Kapoor dan Narayanan tolak aturan AI luar biasa, dorong resiliensi gaya cybersecurity

AI · · · sumber (normaltech.ai)

Sayash Kapoor dan Arvind Narayanan menerbitkan argumen panjang pada 21 Mei yang menolak apa yang mereka sebut "intervensi luar biasa pemerintah" di ranah AI: kebijakan yang melompati proses legislatif normal, membatasi pihak yang belum menyebabkan kerugian, dan berpijak pada kehati-hatian alih-alih bukti. Di newsletter AI as Normal Technology, keduanya mengkontraskan pendekatan itu dengan yang mereka pilih: membangun resiliensi masyarakat terhadap risiko AI lewat policymaking biasa, mirip cara ancaman cybersecurity akhirnya dikelola.

Inti argumennya, nonproliferasi nuklir yang sering dijadikan analogi untuk AI export control dan compute cap bertumpu pada hambatan fisik yang tidak dimiliki AI. Pesaing bisa menyamai kapabilitas frontier model dalam hitungan bulan setelah model itu rilis, sehingga rezim kontrol cenderung mengalami "erosi konstan", bukan keseimbangan.
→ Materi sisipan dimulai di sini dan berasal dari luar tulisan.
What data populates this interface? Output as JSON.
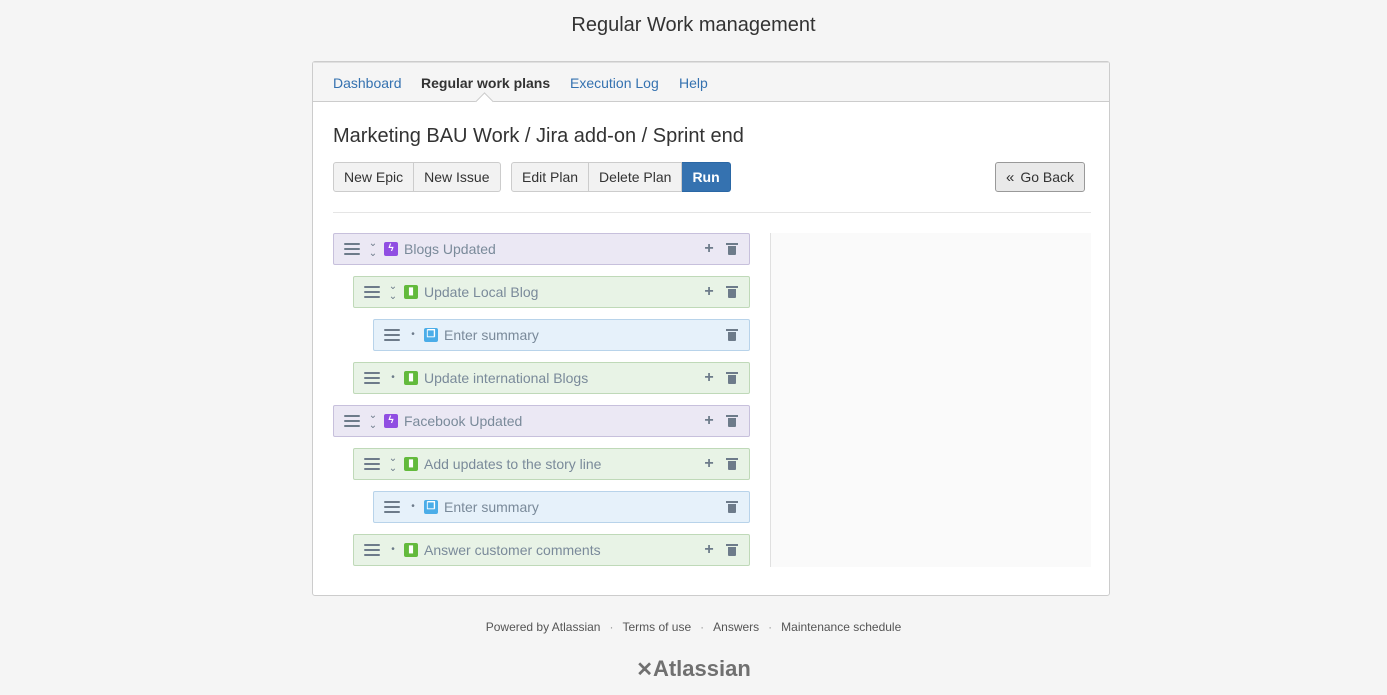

Perbandingan dengan cybersecurity adalah sisi konstruktifnya: worm pernah merugikan ekonomi miliaran dolar di era 2000-an, tapi responsnya bukan mematikan sebagian internet, melainkan bug bounty, vulnerability disclosure, dan automated testing. Sikap yang sama, kalau diterapkan ke AI, akan menutup permukaan risiko yang nyata tanpa biaya politik untuk membatasi akses.

Tulisan ini hadir di momen ketika item bipartisan seperti aturan transparency reporting dan perlindungan riset keamanan masih belum disahkan, celah yang menurut Kapoor dan Narayanan harus diisi lewat pekerjaan biasa, bukan dilompati. Baca argumen lengkapnya.

Kenapa ini penting

Buat kamu yang bekerja di kebijakan AI, rilis model, atau red-teaming, framing resiliensi mengubah definisi keberhasilan: bukan menahan rilis, melainkan mendanai perangkat defensif (tooling untuk eval, pelaporan vulnerability, aturan transparansi) sehingga hukum biasa bisa mengejar. Bagi builder, framing ini ikut memprediksi restriction mana yang akan bertahan dan mana yang akan terkikis.